Here we discuss the Zermelo-Fraenkel infinite set axiom and its collision with the euclidean one-line-per-point-pair axiom. The consequence is another 'euclidean' (as opposed to 'non-euclidean') geometry that uses another, and equally valid, axiom, permitting an infinite number of lines per planar point pair.The ZF infinity axiom establishes a prototype infinite set, with the null set as its 'initial' element that permits a set x'' = {x' u {x'}}. Infinite recursion requires a denumerable set.
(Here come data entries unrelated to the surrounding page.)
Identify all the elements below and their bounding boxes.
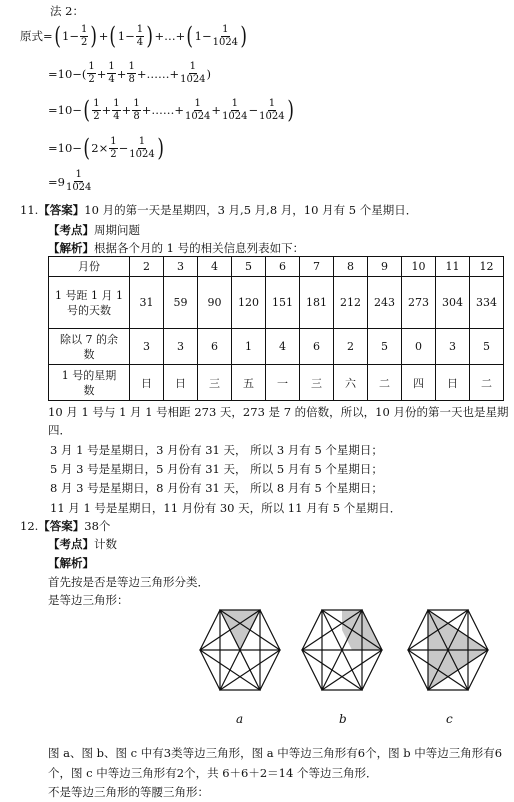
q12-kaodian-line: 【考点】计数 xyxy=(48,537,117,551)
q11-answer: 10 月的第一天是星期四，3 月,5 月,8 月，10 月有 5 个星期日． xyxy=(84,203,418,217)
fraction: $\frac{1}{1024}$ xyxy=(212,23,239,48)
shaded-region xyxy=(220,610,260,650)
q12-number: 12. xyxy=(20,519,39,533)
q12-summary-line-1: 图 a、图 b、图 c 中有3类等边三角形，图 a 中等边三角形有6个，图 b 中等边三角形有6 xyxy=(48,746,503,760)
formula-line-2: =10− ( $\frac{1}{2}$ + $\frac{1}{4}$ + $\frac{1}{8}$ +……+ $\frac{1}{1024}$ ) xyxy=(48,61,212,85)
formula-line-3: =10− ( $\frac{1}{2}$ + $\frac{1}{4}$ + $\frac{1}{8}$ +……+ $\frac{1}{1024}$ + $\frac{1}{1024}$ − $\frac{1}{1024}$ ) xyxy=(48,96,294,124)
q11-jiexi-line: 【解析】根据各个月的 1 号的相关信息列表如下： xyxy=(48,241,305,255)
q11-line: 11 月 1 号是星期日，11 月份有 30 天，所以 11 月有 5 个星期日． xyxy=(50,501,402,515)
formula-line-1: 原式 = ( 1 − $\frac{1}{2}$ ) + ( 1 − $\frac{1}{4}$ ) +…+ ( 1 − $\frac{1}{1024}$ ) xyxy=(20,22,248,50)
hexagon-figure-b xyxy=(302,610,382,690)
figure-label-b: b xyxy=(339,712,347,726)
fraction: $\frac{1}{4}$ xyxy=(136,23,144,48)
q11-line: 3 月 1 号是星期日，3 月份有 31 天， 所以 3 月有 5 个星期日； xyxy=(50,443,383,457)
q11-kaodian-line: 【考点】周期问题 xyxy=(48,223,140,237)
q12-not-equilateral: 不是等边三角形的等腰三角形： xyxy=(48,785,209,799)
table-row: 月份 2 3 4 5 6 7 8 9 10 11 12 xyxy=(49,257,504,277)
q12-summary-line-2: 个，图 c 中等边三角形有2个，共 6＋6＋2＝14 个等边三角形． xyxy=(48,766,378,780)
figure-label-c: c xyxy=(446,712,453,726)
formula-line-4: =10− ( 2× $\frac{1}{2}$ − $\frac{1}{1024}$ ) xyxy=(48,134,164,162)
q11-para-line-1: 10 月 1 号与 1 月 1 号相距 273 天，273 是 7 的倍数，所以，10 月份的第一天也是星期 xyxy=(48,405,509,419)
method-label: 法 2： xyxy=(50,4,84,18)
answer-tag: 【答案】 xyxy=(38,203,85,217)
q11-answer-line xyxy=(20,202,417,218)
formula-lhs: 原式 xyxy=(20,29,43,43)
q12-jiexi-line: 【解析】 xyxy=(48,556,94,570)
q11-line: 8 月 3 号是星期日，8 月份有 31 天， 所以 8 月有 5 个星期日； xyxy=(50,481,383,495)
q11-para-line-2: 四． xyxy=(48,423,71,437)
table-row: 1 号距 1 月 1 号的天数 31 59 90 120 151 181 212 243 273 304 334 xyxy=(49,277,504,329)
q12-answer: 38个 xyxy=(84,519,111,533)
q11-number: 11. xyxy=(20,203,39,217)
q12-answer-line: 12.【答案】38个 xyxy=(20,519,111,533)
table-row: 1 号的星期数 日 日 三 五 一 三 六 二 四 日 二 xyxy=(49,365,504,401)
fraction: $\frac{1}{2}$ xyxy=(80,23,88,48)
formula-line-5: =9 $\frac{1}{1024}$ xyxy=(48,169,92,193)
figure-label-a: a xyxy=(236,712,244,726)
q12-intro: 首先按是否是等边三角形分类． xyxy=(48,575,209,589)
table-row: 除以 7 的余数 3 3 6 1 4 6 2 5 0 3 5 xyxy=(49,329,504,365)
q12-equilateral-heading: 是等边三角形： xyxy=(48,593,129,607)
hexagon-figure-a xyxy=(200,610,280,690)
month-info-table xyxy=(48,256,504,401)
q11-line: 5 月 3 号是星期日，5 月份有 31 天， 所以 5 月有 5 个星期日； xyxy=(50,462,383,476)
hexagon-figure-c xyxy=(408,610,488,690)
Fraenkel appears to have wanted the axiom in order to justify the set N. (From the set N, it is then possible to justify nondenumerable infinite sets.) So the axiomatic infinite set permits both denumerable and nondenumerable infinite sets composed of elements with a property peculiar to the set. The ZF infinite set does not of itself imply existence of, say, N. But the axiom, along with the recursion algorithm f(n) = n + 1, which is a property that can be made one-to-one with the axiomatic set elements, does imply N's existence.
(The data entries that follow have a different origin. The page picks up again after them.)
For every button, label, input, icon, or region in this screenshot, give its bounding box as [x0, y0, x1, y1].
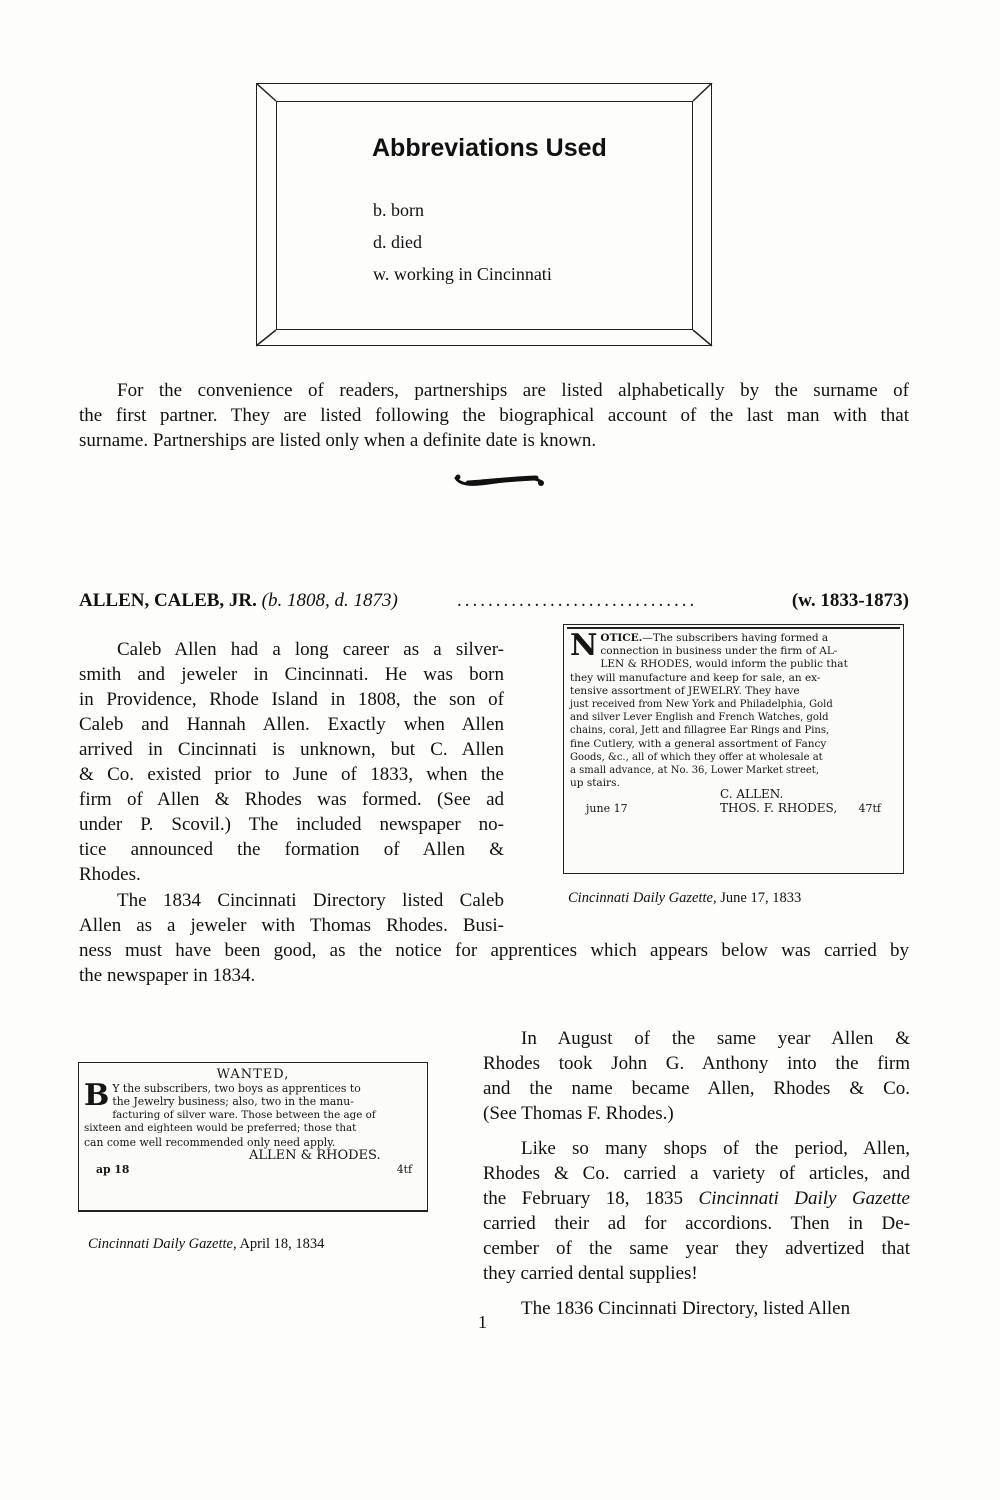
newspaper-clipping-wanted: [78, 1062, 428, 1212]
body-line: Rhodes & Co. carried a variety of articles, and: [483, 1163, 910, 1184]
wanted-line: sixteen and eighteen would be preferred; those that: [84, 1122, 357, 1134]
body-paragraph-2-continued: [79, 938, 909, 988]
body-line: Rhodes.: [79, 864, 141, 885]
entry-heading: [79, 590, 909, 612]
intro-paragraph: [79, 378, 909, 453]
body-line: In August of the same year Allen &: [521, 1028, 910, 1049]
caption-source: Cincinnati Daily Gazette,: [568, 890, 717, 906]
body-text: the February 18, 1835: [483, 1188, 699, 1209]
notice-signature-1: C. ALLEN.: [720, 787, 784, 802]
entry-name: ALLEN, CALEB, JR.: [79, 590, 257, 611]
body-line: under P. Scovil.) The included newspaper no-: [79, 814, 504, 835]
abbreviation-born: b. born: [373, 200, 424, 220]
entry-dates: (b. 1808, d. 1873): [261, 590, 398, 611]
body-paragraph-1: [79, 637, 504, 887]
wanted-caption: [88, 1236, 324, 1253]
body-line: Allen as a jeweler with Thomas Rhodes. Busi-: [79, 915, 504, 936]
notice-line: and silver Lever English and French Watches, gold: [570, 712, 829, 724]
body-line: tice announced the formation of Allen &: [79, 839, 504, 860]
abbreviation-working: w. working in Cincinnati: [373, 264, 552, 284]
notice-line: fine Cutlery, with a general assortment of Fancy: [570, 737, 827, 750]
body-line: Caleb Allen had a long career as a silver-: [117, 639, 504, 660]
body-line: and the name became Allen, Rhodes & Co.: [483, 1078, 910, 1099]
ornament-swash-icon: [452, 470, 548, 492]
notice-date: june 17: [586, 801, 628, 815]
abbreviation-died: d. died: [373, 232, 422, 252]
wanted-heading: WANTED,: [216, 1067, 290, 1082]
notice-line: LEN & RHODES, would inform the public that: [600, 658, 848, 671]
body-line: Caleb and Hannah Allen. Exactly when Allen: [79, 714, 504, 735]
notice-line: —The subscribers having formed a: [642, 632, 829, 644]
body-line: [483, 1186, 910, 1211]
body-line: ness must have been good, as the notice for apprentices which appears below was carried by: [79, 940, 909, 961]
notice-line: tensive assortment of JEWELRY. They have: [570, 684, 800, 697]
notice-line: just received from New York and Philadelphia, Gold: [570, 699, 833, 711]
page-number: 1: [478, 1312, 487, 1332]
wanted-code: 4tf: [396, 1162, 412, 1176]
column2-paragraph-2: [483, 1136, 910, 1286]
wanted-line: can come well recommended only need apply.: [84, 1135, 336, 1149]
body-line: in Providence, Rhode Island in 1808, the son of: [79, 689, 504, 710]
clipping-top-rule: [567, 627, 900, 629]
notice-line: connection in business under the firm of AL-: [600, 645, 838, 658]
body-line: the newspaper in 1834.: [79, 965, 256, 986]
wanted-date: ap 18: [96, 1162, 130, 1176]
notice-caption: [568, 890, 801, 907]
notice-line: they will manufacture and keep for sale, an ex-: [570, 671, 821, 684]
body-line: Rhodes took John G. Anthony into the firm: [483, 1053, 910, 1074]
notice-line: up stairs.: [570, 777, 620, 790]
body-line: The 1836 Cincinnati Directory, listed Allen: [521, 1298, 851, 1319]
newspaper-title: Cincinnati Daily Gazette: [698, 1188, 910, 1209]
abbreviations-title: Abbreviations Used: [372, 134, 607, 162]
wanted-signature: ALLEN & RHODES.: [249, 1148, 381, 1163]
notice-signature-2: THOS. F. RHODES,: [720, 800, 838, 815]
wanted-dropcap: B: [84, 1077, 110, 1113]
caption-source: Cincinnati Daily Gazette,: [88, 1236, 237, 1252]
body-line: & Co. existed prior to June of 1833, when the: [79, 764, 504, 785]
caption-date: June 17, 1833: [720, 890, 802, 906]
column2-paragraph-3: [483, 1296, 910, 1321]
body-paragraph-2: [79, 888, 504, 938]
body-line: cember of the same year they advertized that: [483, 1238, 910, 1259]
body-line: Like so many shops of the period, Allen,: [521, 1138, 910, 1159]
notice-code: 47tf: [858, 801, 881, 815]
body-line: carried their ad for accordions. Then in De-: [483, 1213, 910, 1234]
newspaper-clipping-notice: [563, 624, 904, 874]
entry-working-years: (w. 1833-1873): [791, 590, 909, 611]
frame-bevel-lines: [256, 83, 716, 350]
notice-line: Goods, &c., all of which they offer at wholesale at: [570, 751, 823, 763]
notice-footer: [570, 802, 897, 816]
wanted-footer: [84, 1163, 422, 1177]
body-line: The 1834 Cincinnati Directory listed Caleb: [117, 890, 504, 911]
body-line: firm of Allen & Rhodes was formed. (See ad: [79, 789, 504, 810]
notice-dropcap: N: [570, 628, 598, 663]
wanted-line: the Jewelry business; also, two in the manu-: [112, 1095, 354, 1108]
body-line: (See Thomas F. Rhodes.): [483, 1103, 674, 1124]
intro-line: the first partner. They are listed following the biographical account of the last man with that: [79, 405, 909, 426]
notice-line: a small advance, at No. 36, Lower Market street,: [570, 765, 819, 777]
wanted-line: facturing of silver ware. Those between the age of: [112, 1108, 376, 1121]
body-line: arrived in Cincinnati is unknown, but C. Allen: [79, 739, 504, 760]
caption-date: April 18, 1834: [239, 1236, 325, 1252]
body-line: they carried dental supplies!: [483, 1263, 698, 1284]
entry-dot-leader: ...............................: [457, 590, 698, 611]
body-line: smith and jeweler in Cincinnati. He was born: [79, 664, 504, 685]
notice-line: chains, coral, Jett and fillagree Ear Rings and Pins,: [570, 725, 830, 737]
notice-heading: OTICE.: [600, 632, 643, 644]
wanted-line: Y the subscribers, two boys as apprentices to: [112, 1081, 361, 1095]
intro-line: surname. Partnerships are listed only when a definite date is known.: [79, 430, 597, 451]
intro-line: For the convenience of readers, partnerships are listed alphabetically by the surname of: [117, 380, 909, 401]
column2-paragraph-1: [483, 1026, 910, 1126]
So now let us graph a summation formula, such as zeta(-2), and draw a line L through each partial sum height y parallel to the x axis. That is, f(n) is asymptotic to (lim n->inf.)f(n).In other words, the parallels drawn through consecutive values of f(n) squeeze closer and closer together. At the limit, infinite density of lines is reached, where the distance between parallels is 0.Such a scenario, which might be called a singularity, is not permitted by the euclidean and pseudo-euclidean axiom of one line per point pair.
Yet the set J = {a parallel to the x axis through zeta(-2)} is certainly bijective with the axiomatic infinite set.However, by euclidean axiom, the set's existence must be disregarded. The fact that ZF permits the set J to exist and that it takes another axiom to knock it out means that J exists in another 'euclidean' geometry where the one-line-per-point-pair axiom is replaced. We can either posit a newly found geometry or we can modify the old one. We retain the parallel postulate, but say that an infinitude of lines runs through two planar points.
Two infinite sets of lines would then be said to be distinct if there is non-zero distance between the sets of parallels positioned at (lim x-garbled inf.)f(x) and (lim x->inf.)g(x).In addition, it is only the infinite subset of J with elements 0 distance apart that overlays two specific points.So we may say that an infinitude of lines runs through two planar points which are (geometrically) indistinct from a single line running through those two points.
So we axiomatically regard, in this case, an infinitude of lines to be (topologically?) equivalent to one line.